About this Neuroscience research news
Author: Josh DeLozier
Source: University of Oklahoma
Contact: Josh DeLozier – University of Oklahoma
Image: The image is credited to Neuroscience News
Original Research: Closed access.
“Separation of Oral Cooling and Warming Requires TRPM8” by Christian Lemon et al. Journal of Neuroscience
Abstract
Separation of Oral Cooling and Warming Requires TRPM8
Cooling sensations arise inside the mouth during ingestive and homeostasis behaviors. Oral presence of cooling temperature engages the cold and menthol receptor TRPM8 (transient receptor potential melastatin 8) on trigeminal afferents.
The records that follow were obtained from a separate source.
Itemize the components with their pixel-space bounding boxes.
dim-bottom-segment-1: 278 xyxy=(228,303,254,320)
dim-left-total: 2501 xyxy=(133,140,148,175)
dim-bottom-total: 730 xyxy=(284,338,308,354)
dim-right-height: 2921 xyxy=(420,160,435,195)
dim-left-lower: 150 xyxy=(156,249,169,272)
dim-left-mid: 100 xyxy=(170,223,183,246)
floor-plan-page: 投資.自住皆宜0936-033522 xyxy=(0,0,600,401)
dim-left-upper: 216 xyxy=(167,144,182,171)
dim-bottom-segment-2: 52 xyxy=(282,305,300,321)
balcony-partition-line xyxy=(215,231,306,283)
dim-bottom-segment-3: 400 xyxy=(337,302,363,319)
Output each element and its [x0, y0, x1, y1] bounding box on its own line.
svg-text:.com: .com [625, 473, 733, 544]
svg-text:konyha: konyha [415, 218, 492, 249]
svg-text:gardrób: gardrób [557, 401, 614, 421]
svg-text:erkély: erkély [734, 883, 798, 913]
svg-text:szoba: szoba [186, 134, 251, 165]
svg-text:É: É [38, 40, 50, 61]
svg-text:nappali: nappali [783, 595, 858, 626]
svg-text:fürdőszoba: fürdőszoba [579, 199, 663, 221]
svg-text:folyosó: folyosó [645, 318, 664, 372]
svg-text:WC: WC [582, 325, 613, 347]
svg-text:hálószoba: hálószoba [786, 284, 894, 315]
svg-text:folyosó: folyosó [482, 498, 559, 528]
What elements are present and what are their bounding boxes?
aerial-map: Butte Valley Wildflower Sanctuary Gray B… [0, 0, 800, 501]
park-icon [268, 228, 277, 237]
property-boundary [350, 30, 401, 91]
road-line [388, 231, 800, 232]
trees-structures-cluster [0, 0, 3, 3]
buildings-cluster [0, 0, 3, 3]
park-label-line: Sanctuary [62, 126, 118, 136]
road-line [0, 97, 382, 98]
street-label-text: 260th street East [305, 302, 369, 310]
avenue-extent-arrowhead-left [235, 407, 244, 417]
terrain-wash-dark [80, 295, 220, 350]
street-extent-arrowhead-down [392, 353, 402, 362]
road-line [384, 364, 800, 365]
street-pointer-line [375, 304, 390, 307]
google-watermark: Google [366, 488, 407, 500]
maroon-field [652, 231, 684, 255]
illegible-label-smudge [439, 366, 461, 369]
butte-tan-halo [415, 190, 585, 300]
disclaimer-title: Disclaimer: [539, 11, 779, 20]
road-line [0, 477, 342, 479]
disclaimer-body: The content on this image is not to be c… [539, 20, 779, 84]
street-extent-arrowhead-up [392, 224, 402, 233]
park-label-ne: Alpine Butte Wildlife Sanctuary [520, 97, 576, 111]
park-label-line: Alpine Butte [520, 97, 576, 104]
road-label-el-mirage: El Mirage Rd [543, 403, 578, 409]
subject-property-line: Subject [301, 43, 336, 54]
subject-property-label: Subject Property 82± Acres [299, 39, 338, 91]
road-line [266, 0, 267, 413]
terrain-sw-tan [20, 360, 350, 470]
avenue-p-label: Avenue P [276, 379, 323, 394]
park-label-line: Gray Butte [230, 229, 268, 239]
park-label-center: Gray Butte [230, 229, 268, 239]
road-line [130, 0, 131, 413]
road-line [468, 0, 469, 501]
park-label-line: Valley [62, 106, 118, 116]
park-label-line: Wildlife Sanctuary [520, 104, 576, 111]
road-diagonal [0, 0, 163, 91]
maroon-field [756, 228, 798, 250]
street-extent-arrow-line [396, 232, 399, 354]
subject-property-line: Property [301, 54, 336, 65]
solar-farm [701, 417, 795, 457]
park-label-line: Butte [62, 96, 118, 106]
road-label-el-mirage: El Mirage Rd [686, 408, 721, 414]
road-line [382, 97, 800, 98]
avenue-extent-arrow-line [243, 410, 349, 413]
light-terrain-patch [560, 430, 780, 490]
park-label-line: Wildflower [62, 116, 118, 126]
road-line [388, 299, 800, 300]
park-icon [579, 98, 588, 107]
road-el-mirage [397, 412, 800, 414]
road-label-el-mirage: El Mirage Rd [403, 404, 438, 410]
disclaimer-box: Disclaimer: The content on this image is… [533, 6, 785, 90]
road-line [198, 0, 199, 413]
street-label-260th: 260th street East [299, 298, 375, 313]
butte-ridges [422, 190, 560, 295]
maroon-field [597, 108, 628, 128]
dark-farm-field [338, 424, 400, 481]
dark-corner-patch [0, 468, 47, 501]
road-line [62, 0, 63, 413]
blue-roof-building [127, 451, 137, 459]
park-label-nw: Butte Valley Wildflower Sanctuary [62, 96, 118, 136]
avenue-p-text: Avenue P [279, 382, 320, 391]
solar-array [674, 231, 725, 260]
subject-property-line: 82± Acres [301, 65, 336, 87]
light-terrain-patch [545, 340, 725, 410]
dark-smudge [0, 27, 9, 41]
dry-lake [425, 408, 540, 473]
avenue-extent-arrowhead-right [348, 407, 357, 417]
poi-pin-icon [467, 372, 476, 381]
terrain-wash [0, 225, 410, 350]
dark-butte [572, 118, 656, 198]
Yet, how TRPM8 influences brain and behavioral responses to oral temperature is undefined.
Here we used in vivo neurophysiology to record action potentials stimulated by cooling and warming of oral tissues from trigeminal nucleus caudalis neurons in female and male wild-type and TRPM8 gene deficient mice.
Using these lines, we also measured orobehavioral licking responses to cool and warm water in a novel, temperature-controlled fluid choice test. Capture of antidromic electrophysiological responses to thalamic stimulation identified that wild-type central trigeminal neurons showed diverse responses to oral cooling.
Some neurons displayed relatively strong excitation to cold <10°C (COLD neurons) while others responded to only a segment of mild cool temperatures below 30°C (COOL neurons). Notably, TRPM8 deficient mice retained COLD-type but lacked COOL cells.
This deficit impaired population responses to mild cooling temperatures below 30°C and allowed warmth-like (≥35°C) neural activity to pervade the normally innocuous cool temperature range, predicting TRPM8 deficient mice would show anomalously similar orobehavioral responses to warm and cool temperatures.
Accordingly, TRPM8 deficient mice avoided both warm (35°C) and mild cool (≤30°C) water and sought colder temperatures in fluid licking tests, whereas control mice avoided warm but were indifferent to mild cool and colder water.
Results imply TRPM8 input separates cool from warm temperature sensing and suggest other thermoreceptors also participate in oral cooling sensation.